Amb Sigit Kristiantoro
KARENA sudah tidak mau lagi melihat penderitaan istrinya, Panca Satrya Hasan Kusuma memohon agar istrinya, Agian Isna Nauli, yang sudah koma sekitar tiga bulan setelah melahirkan putra keduanya, disuntik mati saja. Seperti diberitakan Kompas edisi 21 September 2004, ahli hukum pidana Universitas Indonesia, Indriyanto Seno Adji, menyarankan agar Hasan menyampaikan permohonannya itu kepada pengadilan negeri.
Sejauh ini Indonesia memang belum mengatur secara spesifik mengenai eutanasia. Menurut praktisi hukum Todung Mulya Lubis (Kompas, 21 September 2004), eutanasia atau suntik mati terhadap pasien yang sudah tidak memiliki kemampuan mengobati penyakitnya sama dengan perbuatan pidana menghilangkan nyawa seseorang. Pertanyaannya adalah apakah dimungkinkan adanya terobosan baru dalam hukum berdasarkan kasus-kasus berat, seperti secara medis penyakit sudah tidak bisa lagi disembuhkan, sementara dokter pun sudah angkat tangan?

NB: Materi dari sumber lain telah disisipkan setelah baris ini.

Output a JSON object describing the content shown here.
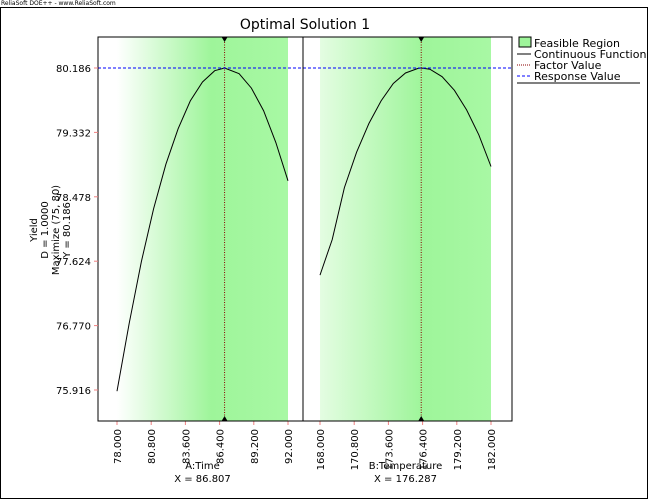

Sebuah karangan berjudul "The Slippery Slope of Dutch Euthanasia" dalam majalah Human Life International Special Report Nomor 67, November 1998, halaman 3 melaporkan bahwa sejak tahun 1994 setiap dokter di Belanda dimungkinkan melakukan eutanasia dan tidak akan dituntut di pengadilan asalkan mengikuti beberapa prosedur yang telah ditetapkan. Prosedur tersebut adalah mengadakan konsultasi dengan rekan sejawat (tidak harus seorang spesialis) dan membuat laporan dengan menjawab sekitar 50 pertanyaan. Mungkinkah hal seperti itu terjadi di Indonesia?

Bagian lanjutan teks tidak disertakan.